Cocco ha 73 anni e un passato tormentato, è affetto dal morbo di Crohn ed è l’unico abitante di Pozzis, paese abbandonato sulle montagne friulane. Da sempre sogna di partire verso est in sella alla sua Harley-Davidson del 1939. L’incontro con Stefano, regista di 22 anni, rende il sogno realtà. Nasce così un viaggio donchisciottesco: 37 giorni, 9 stati e 8000 km, per arrivare fino nel cuore dell’Asia!
“Non ha niente di originale. Solo il motore. Il resto l’ho fatto io – racconta Cocco della sua due ruote -: ho costruito il telaio e messo un cambio Triumph con la cinghia. É un 1200 cc, una moto rara. Il motore è come quello di una falciatrice: funziona sempre, ma devi conoscerla. Se la conosci è un gioiello, ma se non l’hai mai usata non fai nemmeno venti chilometri! Andare a Samarcanda con una moto così è da pazzi. É rigida! Le mani ti diventano due pezzi di legno per le vibrazioni. Se prendi una buca sbandi e lei va dove vuole. Essere in sella a una moto vecchia è come cavalcare un cavallo: devi parlargli. Io le parlo, ci diamo forza a vicenda. In due facciamo centocinquant’anni, ma quando sono in sella mi sento un ragazzino. Io e lei siamo una cosa sola. Senza di lei preferisco morire, non riesco”.

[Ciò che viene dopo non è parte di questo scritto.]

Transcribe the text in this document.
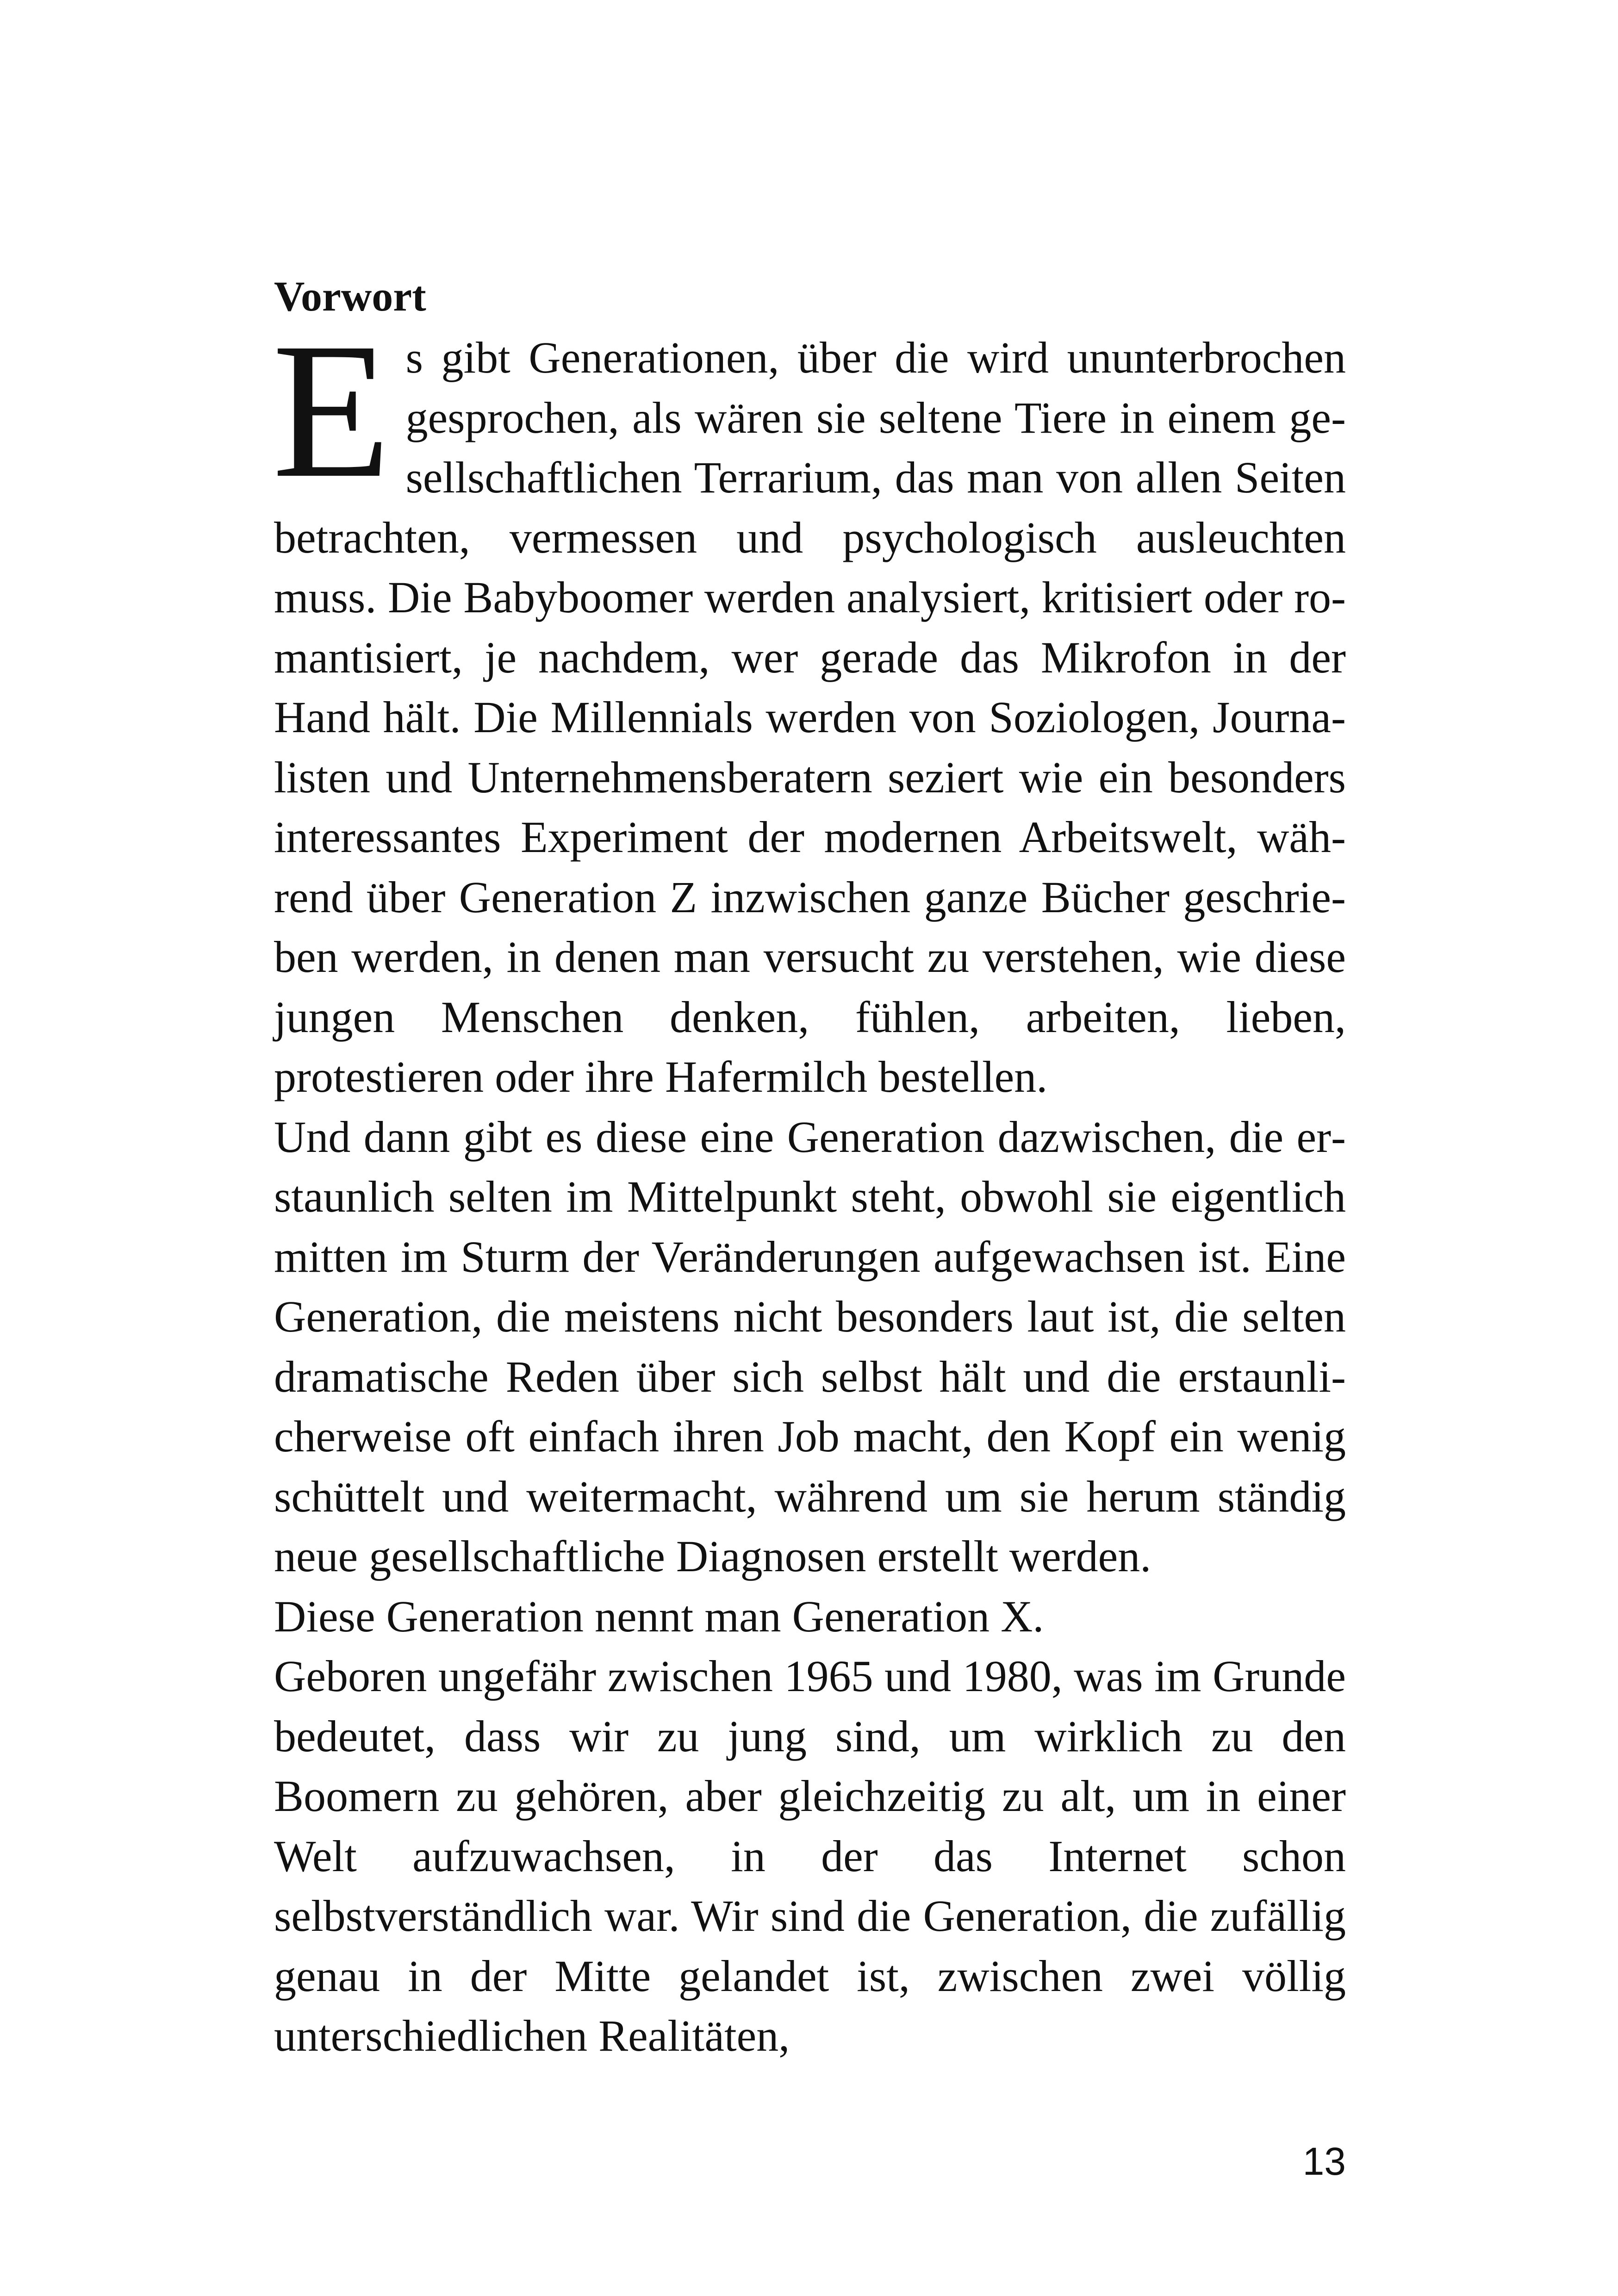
Vorwort

Es gibt Generationen, über die wird ununterbrochen gesprochen, als wären sie seltene Tiere in einem gesellschaftlichen Terrarium, das man von allen Seiten betrachten, vermessen und psychologisch ausleuchten muss. Die Babyboomer werden analysiert, kritisiert oder romantisiert, je nachdem, wer gerade das Mikrofon in der Hand hält. Die Millennials werden von Soziologen, Journalisten und Unternehmensberatern seziert wie ein besonders interessantes Experiment der modernen Arbeitswelt, während über Generation Z inzwischen ganze Bücher geschrieben werden, in denen man versucht zu verstehen, wie diese jungen Menschen denken, fühlen, arbeiten, lieben, protestieren oder ihre Hafermilch bestellen.

Und dann gibt es diese eine Generation dazwischen, die erstaunlich selten im Mittelpunkt steht, obwohl sie eigentlich mitten im Sturm der Veränderungen aufgewachsen ist. Eine Generation, die meistens nicht besonders laut ist, die selten dramatische Reden über sich selbst hält und die erstaunlicherweise oft einfach ihren Job macht, den Kopf ein wenig schüttelt und weitermacht, während um sie herum ständig neue gesellschaftliche Diagnosen erstellt werden.

Diese Generation nennt man Generation X.

Geboren ungefähr zwischen 1965 und 1980, was im Grunde bedeutet, dass wir zu jung sind, um wirklich zu den Boomern zu gehören, aber gleichzeitig zu alt, um in einer Welt aufzuwachsen, in der das Internet schon selbstverständlich war. Wir sind die Generation, die zufällig genau in der Mitte gelandet ist, zwischen zwei völlig unterschiedlichen Realitäten,

13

Un viaggio e un progetto che hanno cementato un’amicizia unica. “Gli chiesi quale fosse la morale del film che avevamo girato. Mi rispose con la sua solita schiettezza – racconta Giacomuzzi -. «Io senza di te non sarei mai riuscito a venire fin qui. E tu senza di me non avresti mai fatto questo film. La morale è che un vecchio di 73 anni ha bisogno di un giovane di 22, e un giovane di 22 ha bisogno di un vecchio di 73»”.